The Brooklyn Academy of Music balances itself on a line of performance art and the legacy of its heyday. When BAM is at its best, as it was several times during the first two months of their 30th annual Next Wave Festival, performance art is just attractive marketing for creative ideas and performances that are deeply grounded in the roots of music, writing, drama, and visual arts. When BAM is at its worst, as it was for one event I saw, I was transported back to the bad old days of preening self-regard, mockingly shallow thinking, and boredom.
The best, roots and all, was in Einstein on the Beach, which in an ideal world would be a regular feature at BAM. It fulfills everything that the institution promises: avant-garde thinking and uncommon creativity that avoids the detritus of cliché and received wisdom while being firmly grounded in the best aspects of 500 years of music drama. The line from Monteverdi’s L’Orfeo to Philip Glass and Robert Wilson’s magnum opus is straight and short. Einstein is neither gimmicky nor obtuse; it’s clear and affecting music drama that combines the foundation of counterpoint, harmonic structure, and lyrical vocal-writing with a non-linear approach to staging that is borrowed from movies like L’Année dernière à Marienbad and Le notti di Cabiria. The libretto is evocative contemporary vernacular poetry.
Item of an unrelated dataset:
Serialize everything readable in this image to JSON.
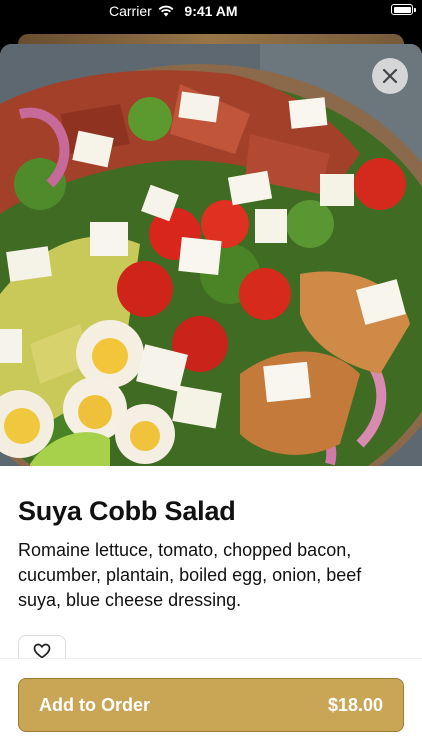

But putting these all together into an opera, a brilliant form but one that has rarely got past an essentially normative concept of human thinking and acting, was a great breakthrough, one that shattered the boundaries of accepted styles and ideas and opened up an expansive horizon.
That no one else has bothered to wander through this territory is our continuing loss, but no fault of Glass or Wilson. That this is a great and important work is clear in how incredibly fresh it is as it approaches 40. This new production emphasized its gleaming beauty, with the live performance of the music providing warmth and visceral excitement. The staging and music depict a theater of repetition, of mechanical and institutional society and the human characters who seek their freedom from it. The pull of the tonic note underneath Glass’s arpeggiations lets long passages like “Spaceship” fly freely. Antoine Silverman played the demanding violin solos at the performance I attended, and his aplomb combined with his Einstein costume to project an intimate and human feeling. Lucinda Childs’s choreography is so simple and musical and beautiful that you wish it would never stop. At the final line, “in fervent osculation,” Charles Williams raised his hand to the audience in a benediction of friendship.
The worst was ElseWhere, a misstep from cellist Maya Beiser. There’s an intriguing concept of the instrumental “CelloOpera” that unfortunately is wedded to a narrative of suffering endured by women through time. An opera needs drama, and there’s nothing dramatic about making an obvious statement in front of no one who would object. Beiser played with her usual energy, but the new music from Eve Beglarian and Missy Mazzoli was as bland as the theme, and Michael Gordon’s teeth-rattling “Industry” was out of place with its inarticulate force. The direction and choreography from Robert Woodruff and Brook Notary came off like a watered-down version of Sucker Punch, with the objectification intact.
The pendulum swung back to the good with a wonderful evening of music from Phil Kline with singer Theo Bleckmann, Kline’s great “Three Rumsfeld Songs” and “Zippo Songs” and a new set, “Out Cold,” all either written or orchestrated for ACME, the American Contemporary Music Ensemble. From the moment Bleckmann, in a suit, stood on top of a television and sang, “As we know, there are known knowns,” the whole performance, with smart staging from Emma Griffin, was as gripping and entertaining as a thriller. Kline’s music and original lyrics for “Out Cold” combine the aesthetic profundity of the art song with the succinct clarity of pop music, and the social and political message is more powerful for his light touch.
In between was The Loves of Pharaoh, a mostly restored silent film from Ernst Lubitsch, presented with original live music from Joseph C. Phillips Jr. and his ensemble, Numinous. It was the music that made it work—the movie is not only dated kitsch, but there are several missing or partial reels replaced by stills, and that breaks up the narrative. Phillips’s music flows smoothly and richly. While his previous work has a strong flavor of Minimalism, his language in this work is more Romantic and expressive. On opening night, the strings sounded a little unsure in the prelude, but everything fell quickly into place. Phillips does two things I admire: He never mocks the picture, and he never limits the music to the obvious emotion of a scene. Instead his score is a parallel narrative to the movie, and where Lubitsch overplays everything, Phillips maintains a cooler, more sympathetic, and more humane voice.